ROUGH WEEK FOR WORLDCOIN
Between vulnerabilities in its “Orb” eye-scanning device code, and a national ban from operating in Kenya, Worldcoin had a less than stellar week.
The blockchain project headed by Sam Altman, co-founder of OpenAI and the wildly successful ChatGPT generative AI platform, officially launched in late July following years of development.
The stated goal of Worldcoin is to reward humans for verifying their humanness via digital eye scanning with an “Orb” device, and issuing them a digital ID.
The ID could theoretically be used in a wide range of activities and purposes, though much of that ecosystem doesn’t yet exist.
But recent audits by several firms showed multiple vulnerabilities in Worldcoin code.
It’s especially concerning, considering the biometric data that the project collects.
Security firm CertiK issued a statement about a Orb vulnerability it found, saying in part:
“On May 29th, CertiK reported a security vulnerability to #WorldCoin’s security team that could potentially allow an attacker to become an Orb operator by bypassing the verification process.
“Through this security vulnerability, a malicious attacker could bypass the verification and strict participation criteria of the #Worldcoin Operator acceptance process. Meaning it would not need to be a company, have proper ID verification, or have a vetting interview.
“In a normal case, only legit businesses that pass the WorldCoin’s strict identification verification process can run an Orb operation, which collects user’s iris information.”
CertiK noted that once alerted, Worldcoin’s security team confirmed and quickly patched the vulnerability.
Just a few weeks ago, Worldcoin released info concerning security audits it enlisted from Nethermind and Least Authority, that found 26 vulnerabilities.
As reported by CryptoNews.com, 24 of the 26 problems were fixed, one was mitigated, and one was “acknowledged.” (“Blockchain Security Firm CertiK Reveals Vulnerability in Worldcoin Protocol Allowing Unverified Orb Operator Access,” 5 Aug 2023.)

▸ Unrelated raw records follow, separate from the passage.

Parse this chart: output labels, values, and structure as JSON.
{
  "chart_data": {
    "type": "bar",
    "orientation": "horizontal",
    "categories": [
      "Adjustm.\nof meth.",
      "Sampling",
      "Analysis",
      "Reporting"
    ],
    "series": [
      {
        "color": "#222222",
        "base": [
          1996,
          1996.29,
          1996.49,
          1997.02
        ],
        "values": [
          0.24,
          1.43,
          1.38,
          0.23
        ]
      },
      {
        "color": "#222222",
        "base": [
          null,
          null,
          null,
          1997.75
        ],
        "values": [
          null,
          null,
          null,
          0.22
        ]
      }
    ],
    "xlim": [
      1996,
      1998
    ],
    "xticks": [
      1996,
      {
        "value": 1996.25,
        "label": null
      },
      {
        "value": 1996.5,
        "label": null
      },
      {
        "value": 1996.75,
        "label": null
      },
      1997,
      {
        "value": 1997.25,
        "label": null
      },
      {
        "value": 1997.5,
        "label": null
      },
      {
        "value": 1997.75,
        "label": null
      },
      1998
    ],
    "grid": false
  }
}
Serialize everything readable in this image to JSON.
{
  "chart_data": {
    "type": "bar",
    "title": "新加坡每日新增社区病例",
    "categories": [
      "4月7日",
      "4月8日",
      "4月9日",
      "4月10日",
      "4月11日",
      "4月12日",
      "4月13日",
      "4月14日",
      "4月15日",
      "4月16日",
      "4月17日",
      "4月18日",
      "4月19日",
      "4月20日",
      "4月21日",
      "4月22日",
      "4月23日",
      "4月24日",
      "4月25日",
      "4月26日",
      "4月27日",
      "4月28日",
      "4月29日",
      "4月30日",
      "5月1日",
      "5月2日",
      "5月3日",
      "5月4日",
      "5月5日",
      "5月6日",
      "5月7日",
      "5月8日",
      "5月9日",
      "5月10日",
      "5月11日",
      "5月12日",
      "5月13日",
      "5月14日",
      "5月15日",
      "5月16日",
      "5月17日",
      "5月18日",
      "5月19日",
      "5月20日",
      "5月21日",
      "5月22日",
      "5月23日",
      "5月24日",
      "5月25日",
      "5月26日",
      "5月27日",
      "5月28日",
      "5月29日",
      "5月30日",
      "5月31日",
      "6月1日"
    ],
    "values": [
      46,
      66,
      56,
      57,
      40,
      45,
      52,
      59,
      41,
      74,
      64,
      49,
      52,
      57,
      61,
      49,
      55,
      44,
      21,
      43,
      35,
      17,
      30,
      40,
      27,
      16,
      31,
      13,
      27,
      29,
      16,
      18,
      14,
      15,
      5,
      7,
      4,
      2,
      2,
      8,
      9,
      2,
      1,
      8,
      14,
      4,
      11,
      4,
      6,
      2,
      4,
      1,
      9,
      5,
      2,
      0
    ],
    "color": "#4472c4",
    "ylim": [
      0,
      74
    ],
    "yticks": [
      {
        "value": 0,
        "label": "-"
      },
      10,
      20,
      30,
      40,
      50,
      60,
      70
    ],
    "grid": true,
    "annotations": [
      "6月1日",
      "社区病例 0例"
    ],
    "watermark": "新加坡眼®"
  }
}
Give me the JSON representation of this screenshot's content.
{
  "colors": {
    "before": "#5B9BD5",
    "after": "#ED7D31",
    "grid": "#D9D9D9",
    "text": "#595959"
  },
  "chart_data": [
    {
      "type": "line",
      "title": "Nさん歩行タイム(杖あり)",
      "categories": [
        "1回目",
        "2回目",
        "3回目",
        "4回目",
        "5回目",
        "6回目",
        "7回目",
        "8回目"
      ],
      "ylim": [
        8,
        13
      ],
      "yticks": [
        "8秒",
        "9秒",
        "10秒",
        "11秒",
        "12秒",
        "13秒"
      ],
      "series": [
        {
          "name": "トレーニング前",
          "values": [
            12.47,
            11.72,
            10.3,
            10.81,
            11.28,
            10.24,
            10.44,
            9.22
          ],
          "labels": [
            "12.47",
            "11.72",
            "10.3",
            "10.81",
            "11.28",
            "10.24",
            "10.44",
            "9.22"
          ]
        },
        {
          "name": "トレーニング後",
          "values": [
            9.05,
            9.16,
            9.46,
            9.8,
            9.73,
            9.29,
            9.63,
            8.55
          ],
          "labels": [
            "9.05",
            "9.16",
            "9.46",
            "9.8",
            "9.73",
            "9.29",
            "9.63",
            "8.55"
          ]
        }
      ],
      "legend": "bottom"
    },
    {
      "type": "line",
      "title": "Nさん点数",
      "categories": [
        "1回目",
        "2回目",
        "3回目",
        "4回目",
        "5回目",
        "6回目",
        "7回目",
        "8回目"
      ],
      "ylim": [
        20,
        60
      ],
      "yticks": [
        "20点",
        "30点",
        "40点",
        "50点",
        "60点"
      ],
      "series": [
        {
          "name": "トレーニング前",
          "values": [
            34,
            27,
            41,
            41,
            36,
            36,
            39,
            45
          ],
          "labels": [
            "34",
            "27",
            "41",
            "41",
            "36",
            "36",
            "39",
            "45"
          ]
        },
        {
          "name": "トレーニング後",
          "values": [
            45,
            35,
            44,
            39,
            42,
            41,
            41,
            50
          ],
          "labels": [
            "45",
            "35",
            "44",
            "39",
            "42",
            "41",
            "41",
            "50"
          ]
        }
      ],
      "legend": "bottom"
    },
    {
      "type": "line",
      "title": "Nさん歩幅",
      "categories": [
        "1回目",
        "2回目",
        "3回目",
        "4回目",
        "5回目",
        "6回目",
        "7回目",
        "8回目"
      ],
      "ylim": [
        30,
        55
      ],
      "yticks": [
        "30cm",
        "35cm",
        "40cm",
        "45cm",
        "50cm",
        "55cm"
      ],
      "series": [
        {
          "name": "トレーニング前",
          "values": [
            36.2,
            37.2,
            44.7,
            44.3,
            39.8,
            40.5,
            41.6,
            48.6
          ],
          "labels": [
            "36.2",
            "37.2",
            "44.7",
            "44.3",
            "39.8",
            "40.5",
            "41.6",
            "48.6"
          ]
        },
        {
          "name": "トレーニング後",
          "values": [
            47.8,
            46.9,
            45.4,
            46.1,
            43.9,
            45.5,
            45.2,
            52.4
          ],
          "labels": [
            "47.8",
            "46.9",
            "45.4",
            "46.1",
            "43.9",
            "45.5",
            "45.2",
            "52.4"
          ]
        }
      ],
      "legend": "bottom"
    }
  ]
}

On the uptake side, at least one country has balked at Worldcoin’s efforts to entice people to sign up for its digital ID.
Kenya, via its Ministry of the Interior, announced that Worldcoin was suspended from operating within its borders, pending a closer look into various aspects of the project.
A statement from interior minister Kithure Kindiki said:
“Relevant security, financial services and data protection agencies have commenced inquiries and investigations to establish the authenticity and legality of the aforesaid activities.”
Worldcoin is not currently making itself available to U.S. citizens, likely out of regulatory concerns.